The notion that the association between a SNP and a phenotype is complex and the experimental evidences for assuming V217M and G360 SNPs might have significant impacts on p53 function, the current project proposes the investigation of TP53 haplotypes (set of SNPs on a single chromosome that are statistically associated) regarding the four nsSNPs described, as well as linkage disequilibrium (LD) blocks (which are composed of genetic loci that do not - in a statistical sense - do not segregate randomly) with SNPs in other genes. For instance, the association of TP53 R72P SNP and response to UV exposure (and, consequently, associations with tanning and skin cancer) are dependent on SNPs in the MC1R gene (a typical epistatic effect).
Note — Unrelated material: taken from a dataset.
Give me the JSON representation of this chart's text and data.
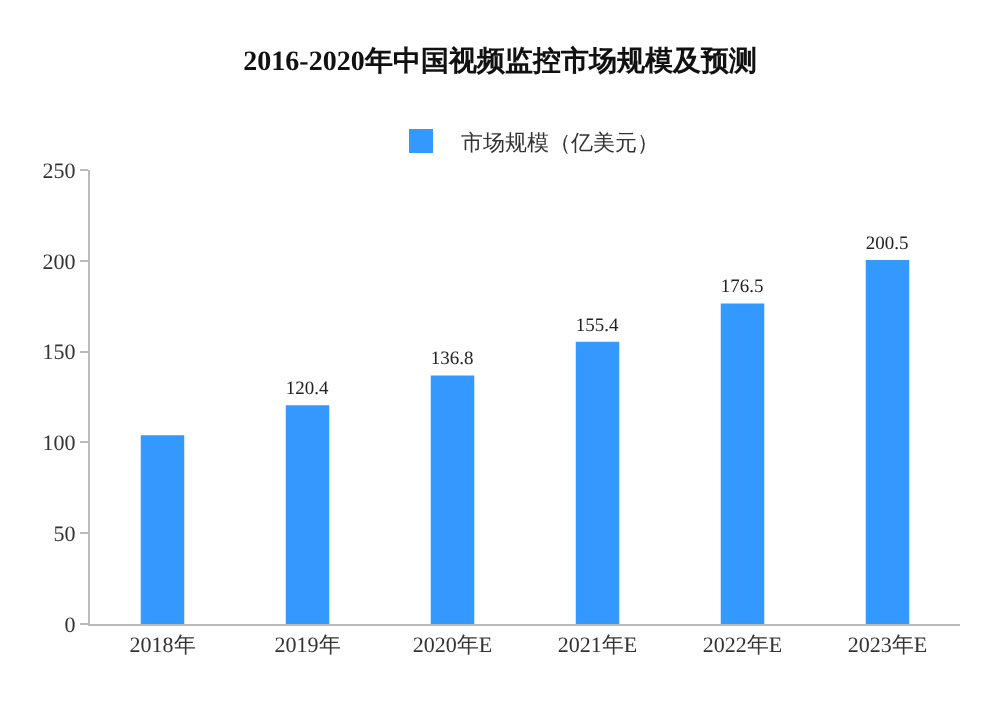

Studies of this nature are particularly suitable for large population cohorts such as ALSPAC, since the tendency of reducing the number of individuals per genetic subgroup when analyzing haplotypes would not result in insufficient statistical power. Moreover, there are comprehensive data available regarding ALSPAC mothers health, which is invaluable for the present study. Since TP53 R72P SNP is well-established to be associated with skin color, ALSPAC data is also of interest because it has little ethnic admixture, reducing bias. In this topic, the large and high-quality characterization of the sample (including massive data at the genetic level) allows the construction and assessment of LD blocks with high accuracy, converging information of different pathways at the genetic level.

The aims of the project can be divided in: 1) Identify haplotype and LD blocks involving the nsSNPs of interest. 2) Investigate possible associations of these blocks with different disease traits available for ALSPAC cohort. 3) Investigate possible interactions of TP53 nsSNPs with SNPs in LD with them regarding the associations of the latter with traits currently not described as affected by TP53. 4) Understand how TP53-associated SNPs interact with each other in order to provide substantial insights related to the genetics of complex traits. ((5) With a possibel amendment, extend analyses to other variants collected in ALSPAC (from GWAS/sequence data) across the TP53 locus).